RDF, XML, JSON and many other formats represent hierarchical data. The hierarchical data are in a tree or forest-like structure. However, conversation/transformation between those formats is not always straightforward.

To be precise, transformations, like CVS, XML, and JSON to RDF, are simple and well-supported. The same is not true for the opposite direction. A solution? A language and processor designed for highly customizable and extensible transformation of hierarchical data. The objective is to design and implement this tool or its part.

A transformation (lifting) from CSV, JSON to RDF is handled using CSVW or JSON-LD. When it comes to XML, there is XSLT. JQ, or alternative solutions, can be employed to facilitate JSON to JSON transformation. In general, the transformations between formats require specific knowledge of languages and libraries.

In addition, many transformation tools and languages provide functionality far beyond an ordinary use case, i.e. the tools are too powerful and complex. This creates a space for a new tool focusing on a unified data model, simplicity and extensibility. The main idea is that all the formats can be described as hierarchical. With this abstraction, we can define unifying transformation language for a limited set of operations. The differences between the formats may then be addressed by utilizing different data models. For example, the difference between JSON and XML may be the existence of an artificial node @attribute that would provide access to attributes.

The project should build upon the existing implementation of hierarchical data transformation.

2025-09-13 Update:

An attempt to solve this has been made in a bachelor thesis Hierarchical data transformation. The author propose an unified representation for hierarchical data called Ur. For example JSON document:

{
  "library": {
    "name": "Open Library",
    "books": [{
      "attributes": { "condition": "good" },
      "book-title": "Příliš hlučná samota",
      "page-count": 98
    }]
  }
}

Is represented as:

{
  "@type": ["object"],
  "library": [{
    "@type": ["object"],
    "name": [{ "@type": ["string"], "@value": ["Open Library"] }],
    "books": [{
      "@type": ["array"],
      "0": [{
        "@type": ["object"],
        "attributes": [{
          "@type": ["object"],
          "condition": [{ "@type": ["string"], "@value": ["good"] }]
        }],
        "book-title": [{ "@type": ["string"], "@value": ["Příliš hlučná samota"] }],
        "page-count": [{ "@type": ["number"], "@value": ["98"] }]
      }]
    }]
  }]
}

We can see the representation is quite verbose. For example every value is an array, which may not be necessary for build in types like prefixed with ”@”. The author defined mapping for JSON, CSV, and XML to Ur.

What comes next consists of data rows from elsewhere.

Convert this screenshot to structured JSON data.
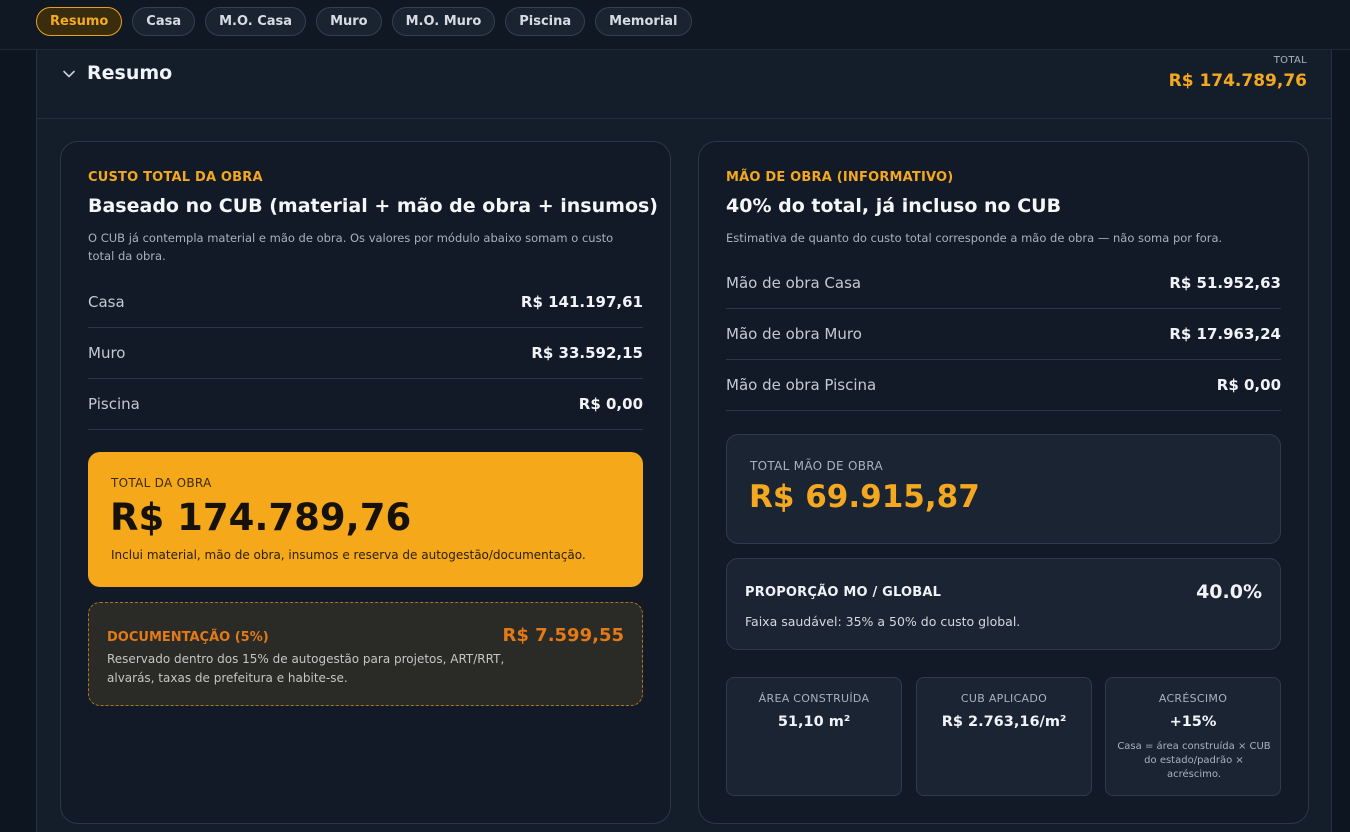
{
  "tabs": [
    {
      "label": "Resumo",
      "active": true
    },
    {
      "label": "Casa",
      "active": false
    },
    {
      "label": "M.O. Casa",
      "active": false
    },
    {
      "label": "Muro",
      "active": false
    },
    {
      "label": "M.O. Muro",
      "active": false
    },
    {
      "label": "Piscina",
      "active": false
    },
    {
      "label": "Memorial",
      "active": false
    }
  ],
  "header": {
    "title": "Resumo",
    "total_label": "TOTAL",
    "total_value": "R$ 174.789,76"
  },
  "left": {
    "eyebrow": "CUSTO TOTAL DA OBRA",
    "heading": "Baseado no CUB (material + mão de obra + insumos)",
    "description": "O CUB já contempla material e mão de obra. Os valores por módulo abaixo somam o custo total da obra.",
    "rows": [
      {
        "label": "Casa",
        "value": "R$ 141.197,61"
      },
      {
        "label": "Muro",
        "value": "R$ 33.592,15"
      },
      {
        "label": "Piscina",
        "value": "R$ 0,00"
      }
    ],
    "total": {
      "label": "TOTAL DA OBRA",
      "value": "R$ 174.789,76",
      "description": "Inclui material, mão de obra, insumos e reserva de autogestão/documentação."
    },
    "documentation": {
      "label": "DOCUMENTAÇÃO (5%)",
      "value": "R$ 7.599,55",
      "description": "Reservado dentro dos 15% de autogestão para projetos, ART/RRT, alvarás, taxas de prefeitura e habite-se."
    }
  },
  "right": {
    "eyebrow": "MÃO DE OBRA (INFORMATIVO)",
    "heading": "40% do total, já incluso no CUB",
    "description": "Estimativa de quanto do custo total corresponde a mão de obra — não soma por fora.",
    "rows": [
      {
        "label": "Mão de obra Casa",
        "value": "R$ 51.952,63"
      },
      {
        "label": "Mão de obra Muro",
        "value": "R$ 17.963,24"
      },
      {
        "label": "Mão de obra Piscina",
        "value": "R$ 0,00"
      }
    ],
    "total": {
      "label": "TOTAL MÃO DE OBRA",
      "value": "R$ 69.915,87"
    },
    "proportion": {
      "label": "PROPORÇÃO MO / GLOBAL",
      "value": "40.0%",
      "description": "Faixa saudável: 35% a 50% do custo global."
    },
    "stats": [
      {
        "label": "ÁREA CONSTRUÍDA",
        "value": "51,10 m²",
        "note": ""
      },
      {
        "label": "CUB APLICADO",
        "value": "R$ 2.763,16/m²",
        "note": ""
      },
      {
        "label": "ACRÉSCIMO",
        "value": "+15%",
        "note": "Casa = área construída × CUB do estado/padrão × acréscimo."
      }
    ]
  },
  "colors": {
    "accent": "#f4a81f",
    "background": "#0d1520",
    "card": "#111a26",
    "doc_accent": "#e37a18"
  }
}
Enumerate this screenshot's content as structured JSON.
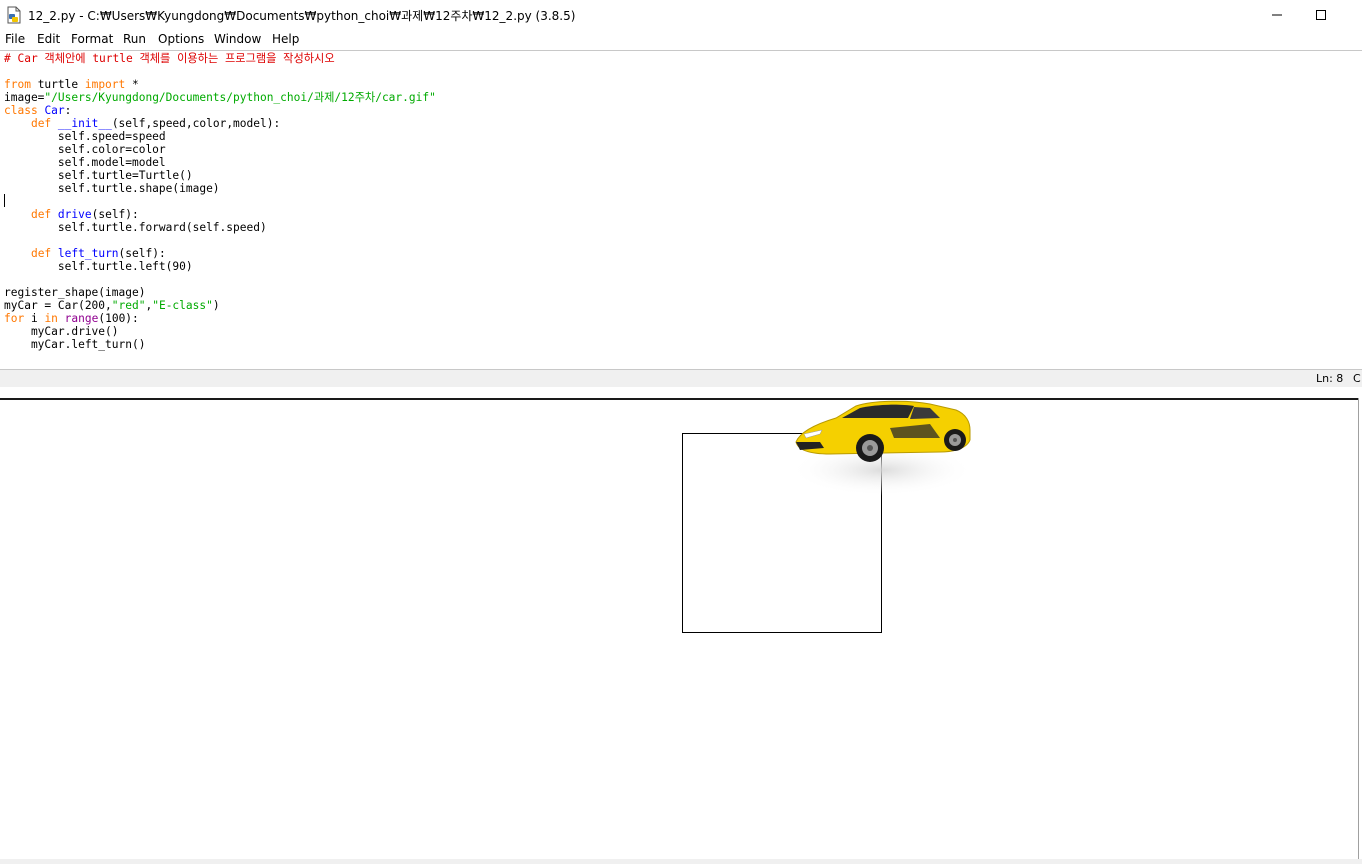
{
  "window": {
    "title": "12_2.py - C:₩Users₩Kyungdong₩Documents₩python_choi₩과제₩12주차₩12_2.py (3.8.5)",
    "minimize_symbol": "—",
    "maximize_symbol": "☐"
  },
  "menu": {
    "items": [
      "File",
      "Edit",
      "Format",
      "Run",
      "Options",
      "Window",
      "Help"
    ]
  },
  "code": {
    "lines": [
      "# Car 객체안에 turtle 객체를 이용하는 프로그램을 작성하시오",
      "",
      "from turtle import *",
      "image=\"/Users/Kyungdong/Documents/python_choi/과제/12주차/car.gif\"",
      "class Car:",
      "    def __init__(self,speed,color,model):",
      "        self.speed=speed",
      "        self.color=color",
      "        self.model=model",
      "        self.turtle=Turtle()",
      "        self.turtle.shape(image)",
      "",
      "    def drive(self):",
      "        self.turtle.forward(self.speed)",
      "",
      "    def left_turn(self):",
      "        self.turtle.left(90)",
      "",
      "register_shape(image)",
      "myCar = Car(200,\"red\",\"E-class\")",
      "for i in range(100):",
      "    myCar.drive()",
      "    myCar.left_turn()"
    ]
  },
  "status": {
    "line": "Ln: 8",
    "col": "C"
  },
  "colors": {
    "keyword": "#ff7700",
    "string": "#00aa00",
    "comment": "#dd0000",
    "definition": "#0000ff",
    "builtin": "#900090",
    "car": "#f5d000"
  }
}
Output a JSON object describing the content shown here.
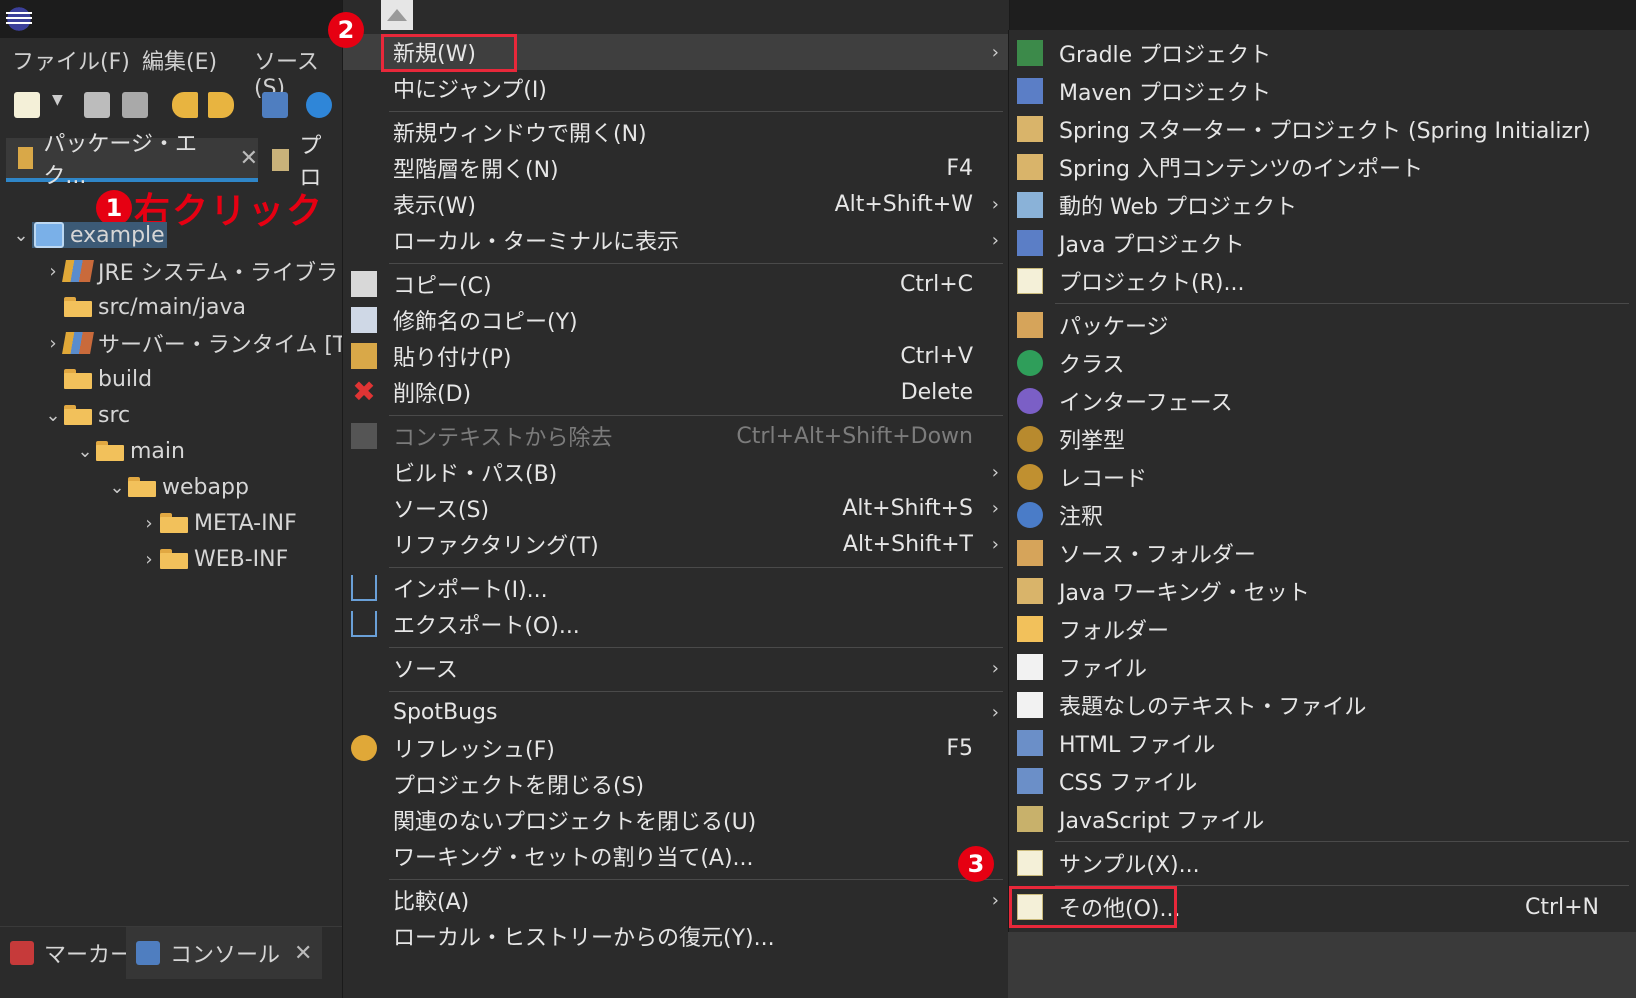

Next the author defined UrPath a way do navigate Ur, e.g. ["library", "books", "[0]"].

The last step is definition of a transformation language for Ur. Here author explores interesting idea where the query language is defined as a set of operations. The operations include: shift, remove, default, filter, array-map, and replace. Example of a shift operation:

{
  "operation": "shift",
  "comment": "Posuň hodnotu name z objektu ’library’ do objektu ’org/lib’",
  "specs": [{
    "input-path": ["library", "name"],
    "output-path": ["org", "lib", "name"]
  }]
}

2025-09-13 Next iteration:

Simplify Ur and remove unnecessary arrays. We need to also include RDF conversion.
Instead of transformation focus on navigation. Output can be produced as side-effect of navigation. For example, we can open an array on visiting an object and then emit value for each property.